“The First Roxy Music Album is still mostly ahead of its time even now decades after the fact (and the next four or five are pretty amazing as well). But it’s the first one that lays it all out – the glamour, the romance, the noise, the pop, the rock, The Future. And the single track that delivers it all in less than four and a half minutes, the one Roxy artifact I’d grab if the world was burning down (and it probably is), is Ladytron. Which (it occurs to me as I jot this down), I don’t even know what it’s about. It’s about a lady, of course, and beautiful at that, though I guess she may be a robot. But maybe Bryan Ferry‘s kiss can make her human. Or something like that. Equal parts fairy tale and science fiction and pure fun modernity, circa 1972.” (Philip Random)
Tag Archives: Bryan Ferry
156. Song for Europe
“The easy and wrong position to take on Roxy Music is that they were only good as long as Brian Eno was onboard (ie: the first two albums), ‘…a 1970s band playing 1950s music for the twenty-first century‘. It’s true that things changed with Eno’s rather abrupt departure. How could they not? But as their third album Stranded makes abundantly clear, Roxy still had more than enough rings for a proper circus. With Song For Europe an epic romance that offers verses in not just English and French, but Latin too, all toward … well, I don’t know what exactly, or where. It just sends me there, sweetly, strangely, and finally powerfully. Which I suppose is where Roxy did finally lose it for me – when they stopped delivering the power and the strangeness, opting for those misty water-coloured moods of Avalon which definitely shifted units, but just drove me resolutely elsewhere. Anywhere else really. Oh well.” (Philip Random)

247. remake-remodel
“The first song from the first Roxy Music album makes it abundantly clear. This band is not concerned with the past. This is not a rock ‘n’ roll soaked in blues and authenticity. This is dissonance, angularity and cool high fashion, which no doubt must have felt like a hostile alien invasion if you were a certain kind of hippie in 1972. Hell, I didn’t even hear Remake/Remodel until at least 1979 and I just assumed it was some up and coming New Wave outfit, except they were way better than most. And I suspect the same would be true today. Still more about what’s to come than what has been.” (Philip Random)
322. bogus man
“I think of Bogus Man as where Roxy Music would have gone if Brian Eno had never left: to stranger, deeper, more evocative realms, while great hordes of confused hippies looked on from darkened streets, still coming down from that long strange trip known as the 1960s. Which is rather what was going on anyway with Roxy in their early years, strutting like peacocks through a world full of pigeons. As it was, Bryan Ferry had other ideas for his band, and it’s not as if Mr. Eno didn’t go off and invent the future anyway. Which he’d be the first to say the Germans were already doing. Can in particular without whom we would never have heard the likes of Bogus Man.” (Philip Random)
442. Virginia Plain
More or less perfect modern pop from a more or less perfect moment in modern pop-time. Which is to say 1972, glam eruption. Except it’s wrong to classify or date Virginia Plain (or Roxy Music for that matter). Virginia Plain defies genre. It just is. Three minutes of pure, strange, driving fun. And thus a reason to live. Because you never know what’s going to happen next.

475. editions of you
“Tight, hard, fast, and looking very good – nobody else sounded or looked or felt remotely like Roxy Music in 1973. That would have to wait five years or so. Then all kinds of people were sounding, looking, feeling like Roxy Music (in 1973). Unfortunately, Roxy weren’t anymore. They’d gone all white-boy soulful, a creature I could never love. But that was okay. I was really just discovering 1973 anyway, and it was all for my pleasure.” (Philip Random)

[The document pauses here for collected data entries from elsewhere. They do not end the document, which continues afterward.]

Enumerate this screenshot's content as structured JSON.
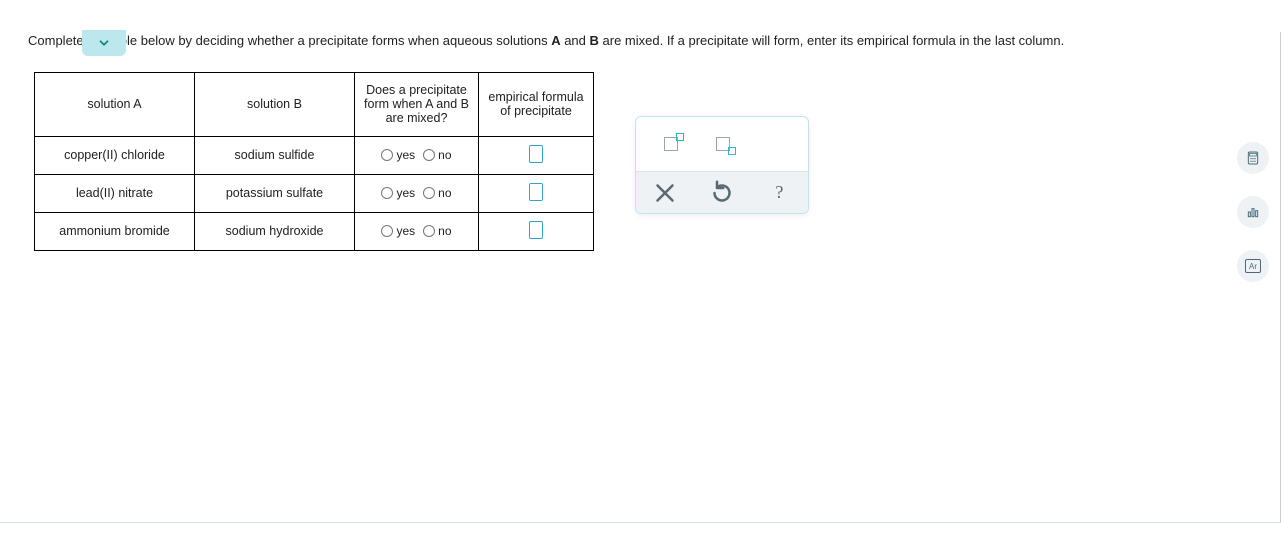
{
  "instruction": {
    "prefix": "Complete the table below by deciding whether a precipitate forms when aqueous solutions ",
    "bA": "A",
    "mid": " and ",
    "bB": "B",
    "suffix": " are mixed. If a precipitate will form, enter its empirical formula in the last column."
  },
  "headers": {
    "colA": "solution A",
    "colB": "solution B",
    "colC": "Does a precipitate form when A and B are mixed?",
    "colD": "empirical formula of precipitate"
  },
  "radio": {
    "yes": "yes",
    "no": "no"
  },
  "rows": [
    {
      "a": "copper(II) chloride",
      "b": "sodium sulfide"
    },
    {
      "a": "lead(II) nitrate",
      "b": "potassium sulfate"
    },
    {
      "a": "ammonium bromide",
      "b": "sodium hydroxide"
    }
  ],
  "toolbar": {
    "close": "×",
    "reset": "↺",
    "help": "?"
  },
  "rail": {
    "ar": "Ar"
  }
}
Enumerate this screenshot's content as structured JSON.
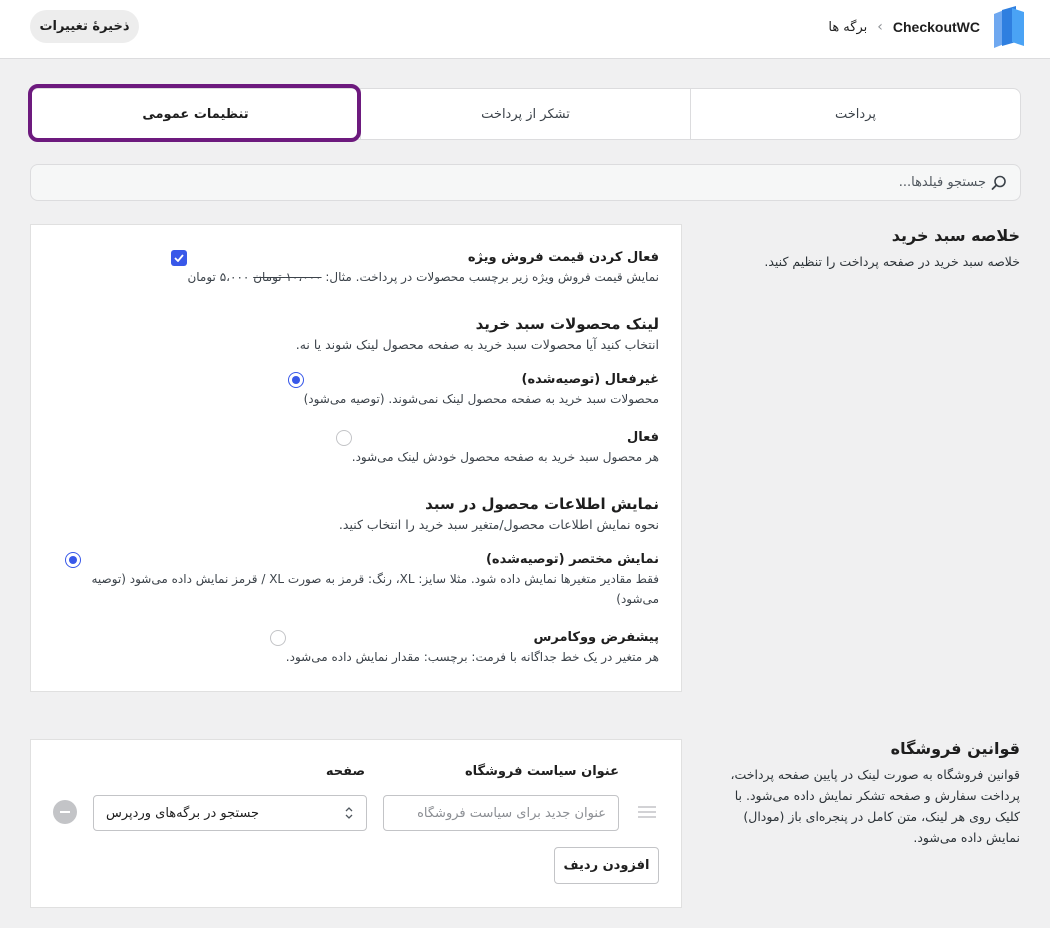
{
  "header": {
    "save_label": "ذخیرهٔ تغییرات",
    "brand": "CheckoutWC",
    "breadcrumb_separator": "‹",
    "breadcrumb_page": "برگه ها"
  },
  "tabs": [
    {
      "label": "پرداخت",
      "active": false
    },
    {
      "label": "تشکر از پرداخت",
      "active": false
    },
    {
      "label": "تنظیمات عمومی",
      "active": true
    }
  ],
  "search": {
    "placeholder": "جستجو فیلدها..."
  },
  "cart_summary": {
    "title": "خلاصه سبد خرید",
    "description": "خلاصه سبد خرید در صفحه پرداخت را تنظیم کنید.",
    "sale_price": {
      "label": "فعال کردن قیمت فروش ویژه",
      "desc_prefix": "نمایش قیمت فروش ویژه زیر برچسب محصولات در پرداخت. مثال: ",
      "desc_old": "۱۰،۰۰۰ تومان",
      "desc_new": " ۵،۰۰۰ تومان",
      "checked": true
    },
    "link_group": {
      "title": "لینک محصولات سبد خرید",
      "description": "انتخاب کنید آیا محصولات سبد خرید به صفحه محصول لینک شوند یا نه.",
      "options": [
        {
          "label": "غیرفعال (توصیه‌شده)",
          "desc": "محصولات سبد خرید به صفحه محصول لینک نمی‌شوند. (توصیه می‌شود)",
          "selected": true
        },
        {
          "label": "فعال",
          "desc": "هر محصول سبد خرید به صفحه محصول خودش لینک می‌شود.",
          "selected": false
        }
      ]
    },
    "info_group": {
      "title": "نمایش اطلاعات محصول در سبد",
      "description": "نحوه نمایش اطلاعات محصول/متغیر سبد خرید را انتخاب کنید.",
      "options": [
        {
          "label": "نمایش مختصر (توصیه‌شده)",
          "desc": "فقط مقادیر متغیرها نمایش داده شود. مثلا سایز: XL، رنگ: قرمز به صورت XL / قرمز نمایش داده می‌شود (توصیه می‌شود)",
          "selected": true
        },
        {
          "label": "پیشفرض ووکامرس",
          "desc": "هر متغیر در یک خط جداگانه با فرمت: برچسب: مقدار نمایش داده می‌شود.",
          "selected": false
        }
      ]
    }
  },
  "store_policies": {
    "title": "قوانین فروشگاه",
    "description": "قوانین فروشگاه به صورت لینک در پایین صفحه پرداخت، پرداخت سفارش و صفحه تشکر نمایش داده می‌شود. با کلیک روی هر لینک، متن کامل در پنجره‌ای باز (مودال) نمایش داده می‌شود.",
    "col_title": "عنوان سیاست فروشگاه",
    "col_page": "صفحه",
    "title_placeholder": "عنوان جدید برای سیاست فروشگاه",
    "page_select_value": "جستجو در برگه‌های وردپرس",
    "add_row_label": "افزودن ردیف"
  },
  "colors": {
    "accent": "#3858e9",
    "highlight": "#6d1a7e",
    "background": "#f0f0f1"
  }
}
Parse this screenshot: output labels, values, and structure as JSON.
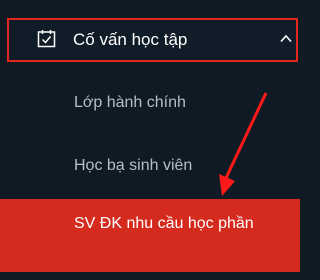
{
  "menu": {
    "header": {
      "label": "Cố vấn học tập",
      "icon": "calendar-check-icon",
      "expanded_icon": "chevron-up-icon"
    },
    "items": [
      {
        "label": "Lớp hành chính"
      },
      {
        "label": "Học bạ sinh viên"
      }
    ],
    "active_item": {
      "label": "SV ĐK nhu cầu học phần"
    }
  },
  "colors": {
    "background": "#0f1a24",
    "accent_red": "#d52b1e",
    "highlight_border": "#e0281e",
    "header_text": "#ffffff",
    "item_text": "#b7bec5"
  }
}
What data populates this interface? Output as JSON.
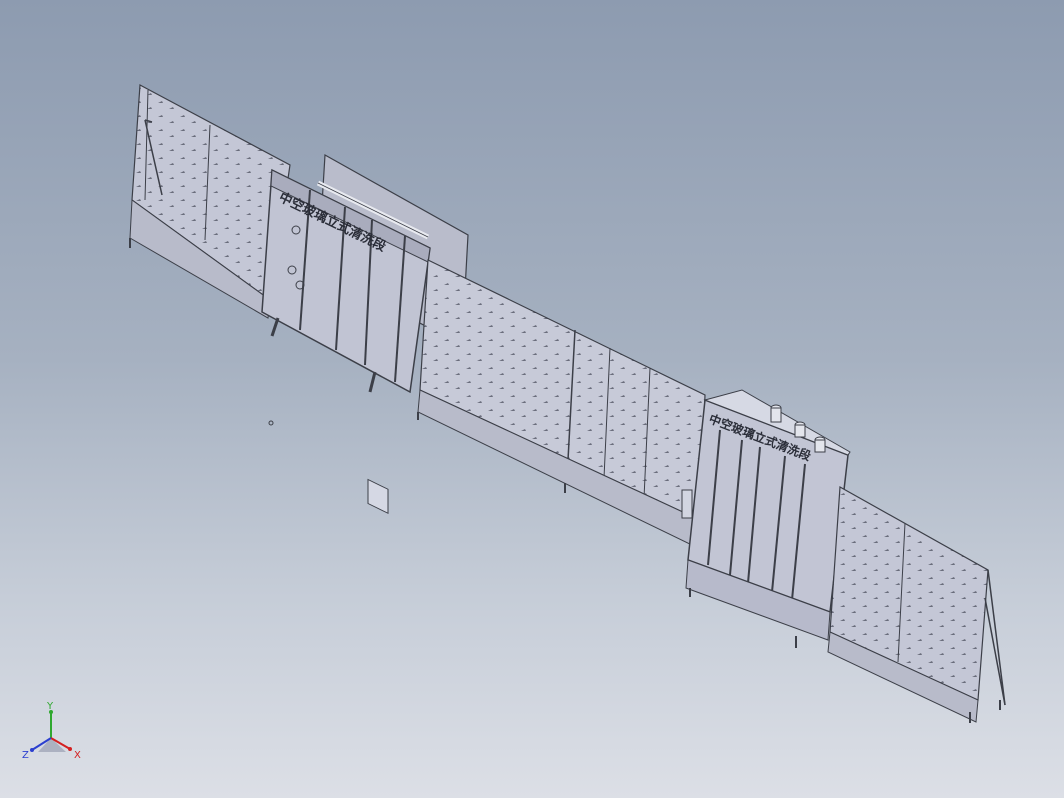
{
  "viewport": {
    "background_top": "#8d9bb0",
    "background_bottom": "#dcdfe6"
  },
  "model": {
    "frame_color": "#3c3f48",
    "panel_color": "#c7cad8",
    "panel_color_dark": "#b4b7c6",
    "machine_color": "#aeb2c4",
    "unit1_label": "中空玻璃立式清洗段",
    "unit2_label": "中空玻璃立式清洗段"
  },
  "triad": {
    "y_label": "Y",
    "x_label": "X",
    "z_label": "Z",
    "y_color": "#2fa82f",
    "x_color": "#d42020",
    "z_color": "#2b3fcf"
  }
}
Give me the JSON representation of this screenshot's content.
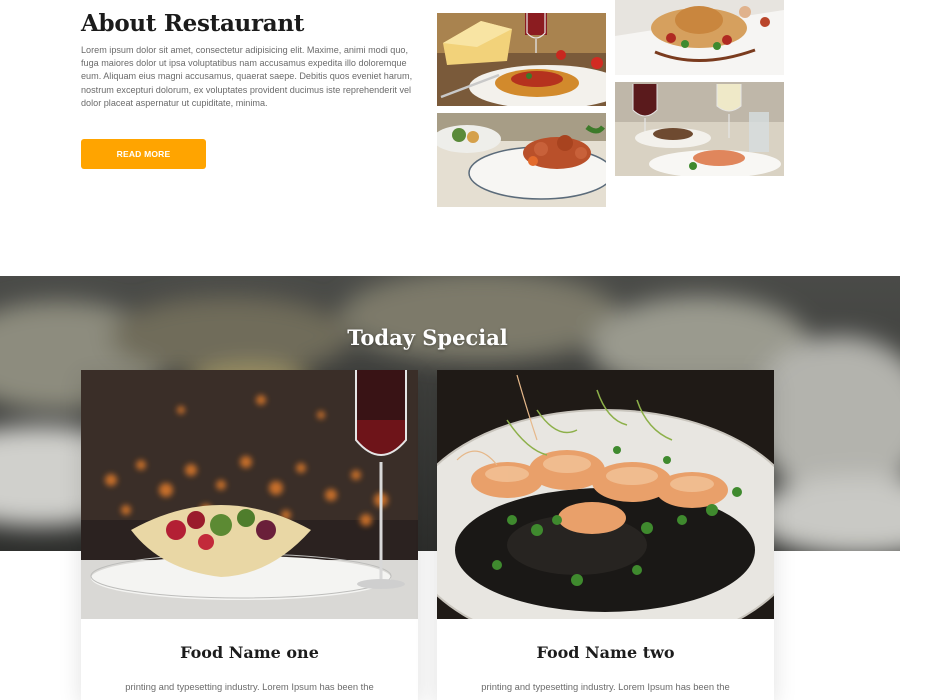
{
  "about": {
    "title": "About Restaurant",
    "body": "Lorem ipsum dolor sit amet, consectetur adipisicing elit. Maxime, animi modi quo, fuga maiores dolor ut ipsa voluptatibus nam accusamus expedita illo doloremque eum. Aliquam eius magni accusamus, quaerat saepe. Debitis quos eveniet harum, nostrum excepturi dolorum, ex voluptates provident ducimus iste reprehenderit vel dolor placeat aspernatur ut cupiditate, minima.",
    "button_label": "READ MORE"
  },
  "special": {
    "title": "Today Special",
    "cards": [
      {
        "name": "Food Name one",
        "description": "printing and typesetting industry. Lorem Ipsum has been the"
      },
      {
        "name": "Food Name two",
        "description": "printing and typesetting industry. Lorem Ipsum has been the"
      }
    ]
  },
  "colors": {
    "accent": "#ffa400",
    "title_text": "#1b1b1b",
    "body_text": "#6b6b6b"
  }
}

517. a hard rain’s a-gonna fall
“It doesn’t look promising on paper. Bryan Ferry (aka Mr. Suave) taking on Bob Dylan’s 1962 Cuban Missile Crisis inspired whole-world’s-gonna-end-tomorrow-so-I-guess-I’ll-just-write-all-my-songs-tonight apocalyptic masterpiece, turning it into a gospel infused dance number with a big arrangement. But it actually works, and damned well. Miracles never cease, I guess. And the rest of the album‘s pretty strong, too. All covers, all at the very least fun.” (Philip Random)
540. the thrill of it all
“I try not to regret things. Life offers way too many options. But I do deeply wish I’d been cool enough as a teen to actually ‘get’ the mid-70s Roxy Music, when they really were about the coolest item on the planet (even without Brian Eno). And not just in terms of look. They also had the chops, the vision, the SOUND. But then I guess I wouldn’t have had the thrill of discovering all those early albums after the fact. Which happened around the same time they were mellowing into the pastel infused murk of Avalon, which the yuppies couldn’t seem to get enough of, but it sent me running in the opposite direction. In fact, it’s all right there now that I think about it. The difference between the 70s and the 80s. One of them anyway.” (Philip Random)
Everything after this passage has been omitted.